The Doctoral School in Science and Engineering is happy to invite you to Ali TOURANI’s defence entitled
Enhancing Robots’ Situational Awareness using Imperceptible Artificial Landmarks
Supervisor: Prof Holger VOOS
Fiducial markers have long served as reliable geometric and visual anchors for establishing correspondences between 3D world points and their 2D image projections, and are widely used in augmented reality, computer vision, and robotics. In robotic systems, they support visual calibration, sensor synchronization, human–robot interaction, and Visual Simultaneous Localization and Mapping (VSLAM). However, environments densely populated with conventional markers quickly become visually intrusive, highlighting a fundamental tension between robot-friendly visibility and human-centric aesthetics. This thesis investigates iMarkers: unobtrusive, ideally invisible fiducial markers that remain reliably detectable by robots. iMarkers replace traditional pigments with microscopic Cholesteric Spherical Reflector (CSR) shells, enabling information to be embedded directly onto surfaces without altering their appearance. The thesis presents five contributed papers covering fabrication, sensor design, detection algorithms, and robotic applications, with the overarching goal of enhancing robotic situational awareness while preserving environmental aesthetics. As a robotics case study, the thesis first demonstrates how classical markers can support semantic reasoning within marker-aware VSLAM, enabling the extraction of spatial entities such as walls and rooms. This is extended through optimizable, hierarchical 3D scene graphs that organize semantic components into human-interpretable digital twins. The work then introduces the first robotics-oriented integration of iMarkers, validating their detectability and semantic utility.

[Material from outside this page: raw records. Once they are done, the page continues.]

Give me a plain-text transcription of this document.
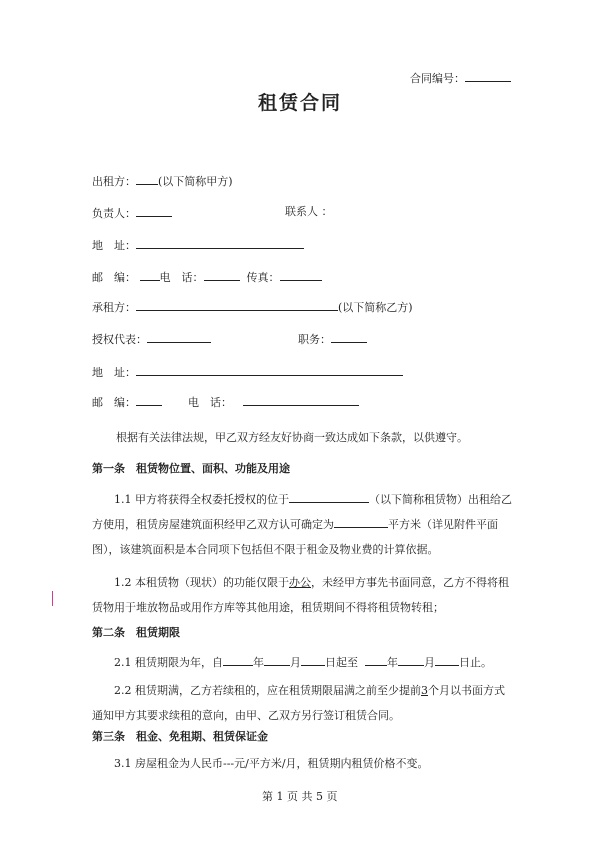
合同编号：
租赁合同
出租方： (以下简称甲方)
负责人：	联系人 ：
地　址：
邮　编： 电　话：	传真：
承租方：	(以下简称乙方)
授权代表：	职务：
地　址：
邮　编：	电　话：
根据有关法律法规，甲乙双方经友好协商一致达成如下条款，以供遵守。
第一条　租赁物位置、面积、功能及用途
1.1 甲方将获得全权委托授权的位于	（以下简称租赁物）出租给乙方使用，租赁房屋建筑面积经甲乙双方认可确定为	平方米（详见附件平面图），该建筑面积是本合同项下包括但不限于租金及物业费的计算依据。
1.2 本租赁物（现状）的功能仅限于办公，未经甲方事先书面同意，乙方不得将租赁物用于堆放物品或用作方库等其他用途，租赁期间不得将租赁物转租；
第二条　租赁期限
2.1 租赁期限为年，自	年 月 日起至	年 月 日止。
2.2 租赁期满，乙方若续租的，应在租赁期限届满之前至少提前3个月以书面方式通知甲方其要求续租的意向，由甲、乙双方另行签订租赁合同。
第三条　租金、免租期、租赁保证金
3.1 房屋租金为人民币---元/平方米/月，租赁期内租赁价格不变。
第 1 页 共 5 页
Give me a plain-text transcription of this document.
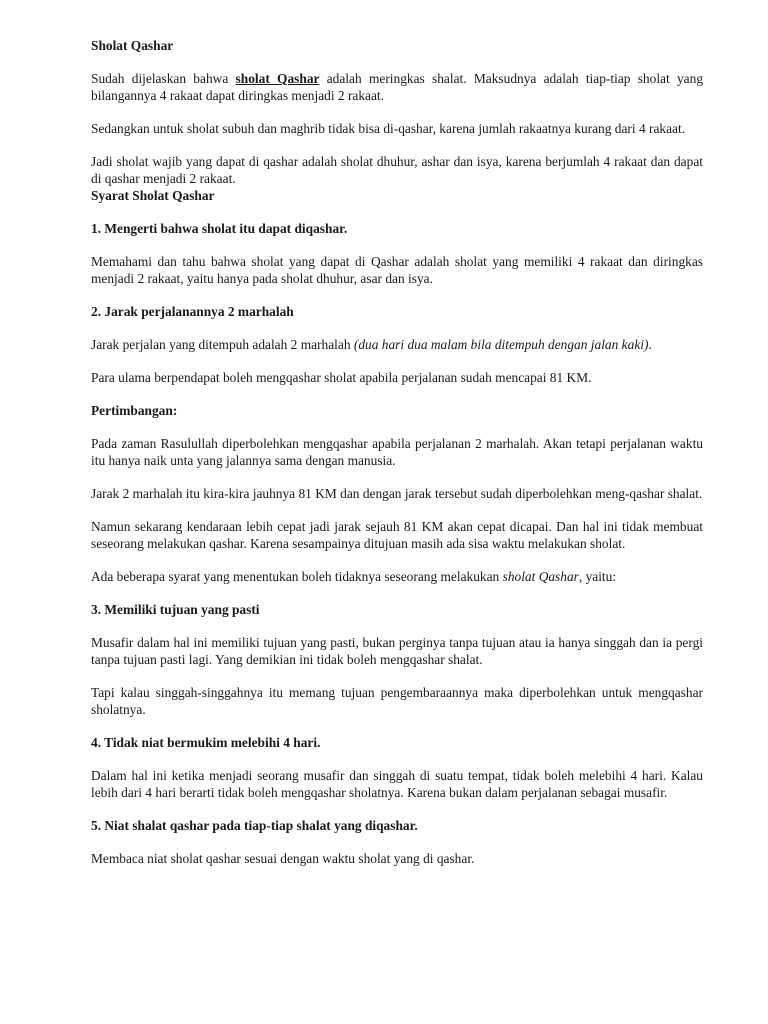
Sholat Qashar

Sudah dijelaskan bahwa sholat Qashar adalah meringkas shalat. Maksudnya adalah tiap-tiap sholat yang bilangannya 4 rakaat dapat diringkas menjadi 2 rakaat.

Sedangkan untuk sholat subuh dan maghrib tidak bisa di-qashar, karena jumlah rakaatnya kurang dari 4 rakaat.

Jadi sholat wajib yang dapat di qashar adalah sholat dhuhur, ashar dan isya, karena berjumlah 4 rakaat dan dapat di qashar menjadi 2 rakaat.

Syarat Sholat Qashar

1. Mengerti bahwa sholat itu dapat diqashar.

Memahami dan tahu bahwa sholat yang dapat di Qashar adalah sholat yang memiliki 4 rakaat dan diringkas menjadi 2 rakaat, yaitu hanya pada sholat dhuhur, asar dan isya.

2. Jarak perjalanannya 2 marhalah

Jarak perjalan yang ditempuh adalah 2 marhalah (dua hari dua malam bila ditempuh dengan jalan kaki).

Para ulama berpendapat boleh mengqashar sholat apabila perjalanan sudah mencapai 81 KM.

Pertimbangan:

Pada zaman Rasulullah diperbolehkan mengqashar apabila perjalanan 2 marhalah. Akan tetapi perjalanan waktu itu hanya naik unta yang jalannya sama dengan manusia.

Jarak 2 marhalah itu kira-kira jauhnya 81 KM dan dengan jarak tersebut sudah diperbolehkan meng-qashar shalat.

Namun sekarang kendaraan lebih cepat jadi jarak sejauh 81 KM akan cepat dicapai. Dan hal ini tidak membuat seseorang melakukan qashar. Karena sesampainya ditujuan masih ada sisa waktu melakukan sholat.

Ada beberapa syarat yang menentukan boleh tidaknya seseorang melakukan sholat Qashar, yaitu:

3. Memiliki tujuan yang pasti

Musafir dalam hal ini memiliki tujuan yang pasti, bukan perginya tanpa tujuan atau ia hanya singgah dan ia pergi tanpa tujuan pasti lagi. Yang demikian ini tidak boleh mengqashar shalat.

Tapi kalau singgah-singgahnya itu memang tujuan pengembaraannya maka diperbolehkan untuk mengqashar sholatnya.

4. Tidak niat bermukim melebihi 4 hari.

Dalam hal ini ketika menjadi seorang musafir dan singgah di suatu tempat, tidak boleh melebihi 4 hari. Kalau lebih dari 4 hari berarti tidak boleh mengqashar sholatnya. Karena bukan dalam perjalanan sebagai musafir.

5. Niat shalat qashar pada tiap-tiap shalat yang diqashar.

Membaca niat sholat qashar sesuai dengan waktu sholat yang di qashar.
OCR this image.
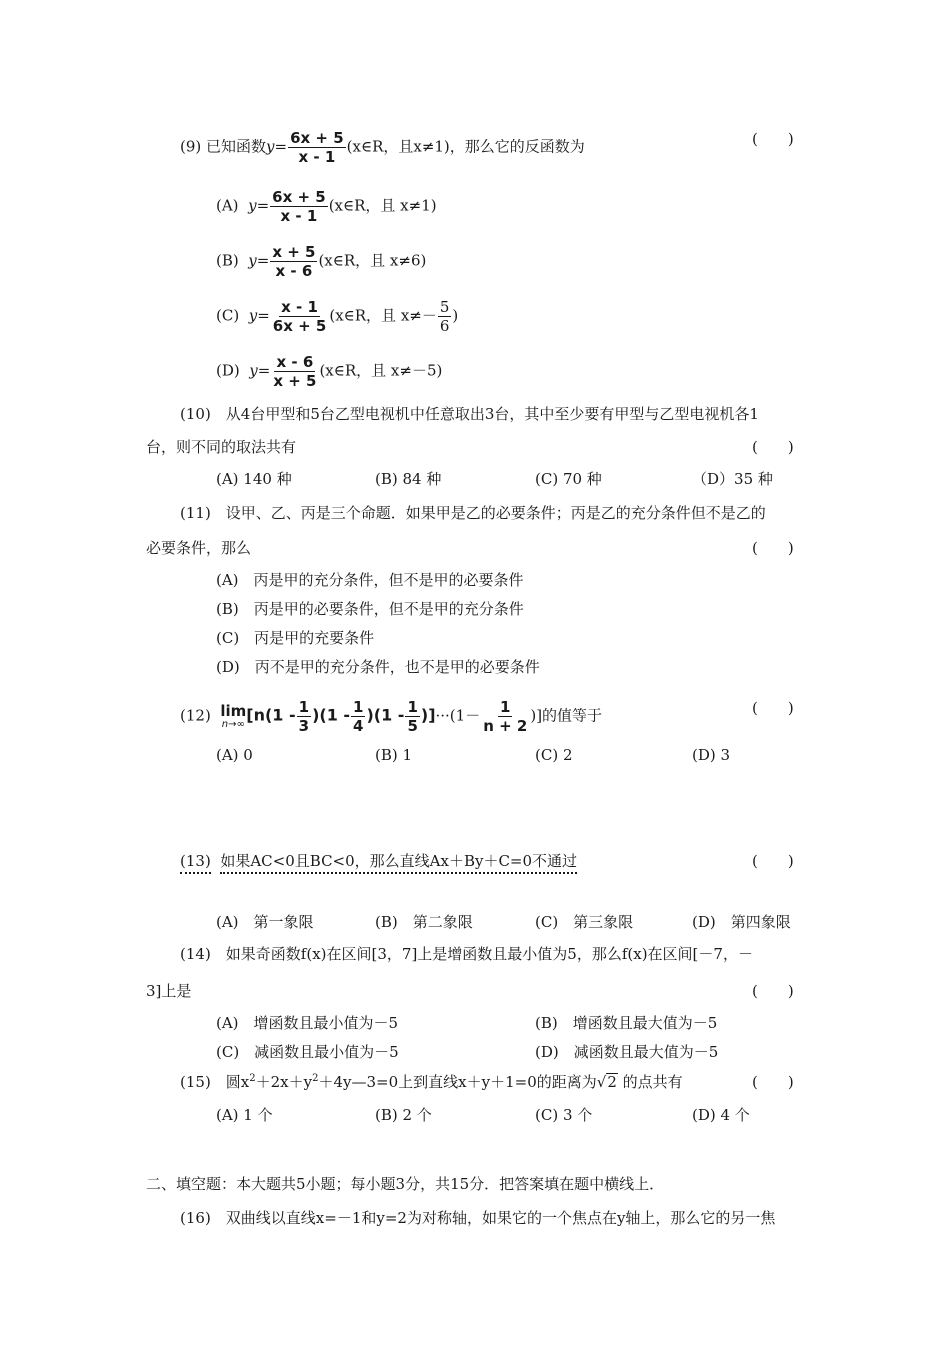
(9) 已知函数$y= \frac{6x + 5}{x - 1}$ (x∈R，且x≠1)，那么它的反函数为	(　　)
(A) $y= \frac{6x + 5}{x - 1}$ (x∈R，且 x≠1)
(B) $y= \frac{x + 5}{x - 6}$ (x∈R，且 x≠6)
(C) $y= \frac{x - 1}{6x + 5}$ (x∈R，且 $x\ne- \frac{5}{6}$ )
(D) $y= \frac{x - 6}{x + 5}$ (x∈R，且 x≠－5)
(10)　从4台甲型和5台乙型电视机中任意取出3台，其中至少要有甲型与乙型电视机各1
台，则不同的取法共有	(　　)
(A) 140 种	(B) 84 种	(C) 70 种	（D）35 种
(11)　设甲、乙、丙是三个命题．如果甲是乙的必要条件；丙是乙的充分条件但不是乙的
必要条件，那么	(　　)
(A)　丙是甲的充分条件，但不是甲的必要条件
(B)　丙是甲的必要条件，但不是甲的充分条件
(C)　丙是甲的充要条件
(D)　丙不是甲的充分条件，也不是甲的必要条件
(12) lim
n→∞ $[n(1 - \frac{1}{3} )(1 - \frac{1}{4} )(1 - \frac{1}{5} )]\cdot\cdot\cdot(1- \frac{1}{n + 2}$ )]的值等于	(　　)
(A) 0	(B) 1	(C) 2	(D) 3
(13) 如果AC<0且BC<0，那么直线Ax＋By＋C=0不通过	(　　)
(A)　第一象限	(B)　第二象限	(C)　第三象限	(D)　第四象限
(14)　如果奇函数f(x)在区间[3，7]上是增函数且最小值为5，那么f(x)在区间[－7，－
3]上是	(　　)
(A)　增函数且最小值为－5	(B)　增函数且最大值为－5
(C)　减函数且最小值为－5	(D)　减函数且最大值为－5
(15)　圆$x^2+2x+y^2+4y—3=0$上到直线x＋y＋1=0的距离为√2 的点共有	(　　)
(A) 1 个	(B) 2 个	(C) 3 个	(D) 4 个
二、填空题：本大题共5小题；每小题3分，共15分．把答案填在题中横线上．
(16)　双曲线以直线x=－1和y=2为对称轴，如果它的一个焦点在y轴上，那么它的另一焦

These contributions culminate in vS-Graphs, a scalable RGB-D VSLAM framework that unifies visual perception, geometric mapping, and semantic scene understanding to infer building components and structural elements within a coherent 3D scene graph. Overall, the thesis demonstrates that integrating geometric reasoning, semantic understanding, and artificial cues enables robust, explainable, and human-aligned robotic situational awareness.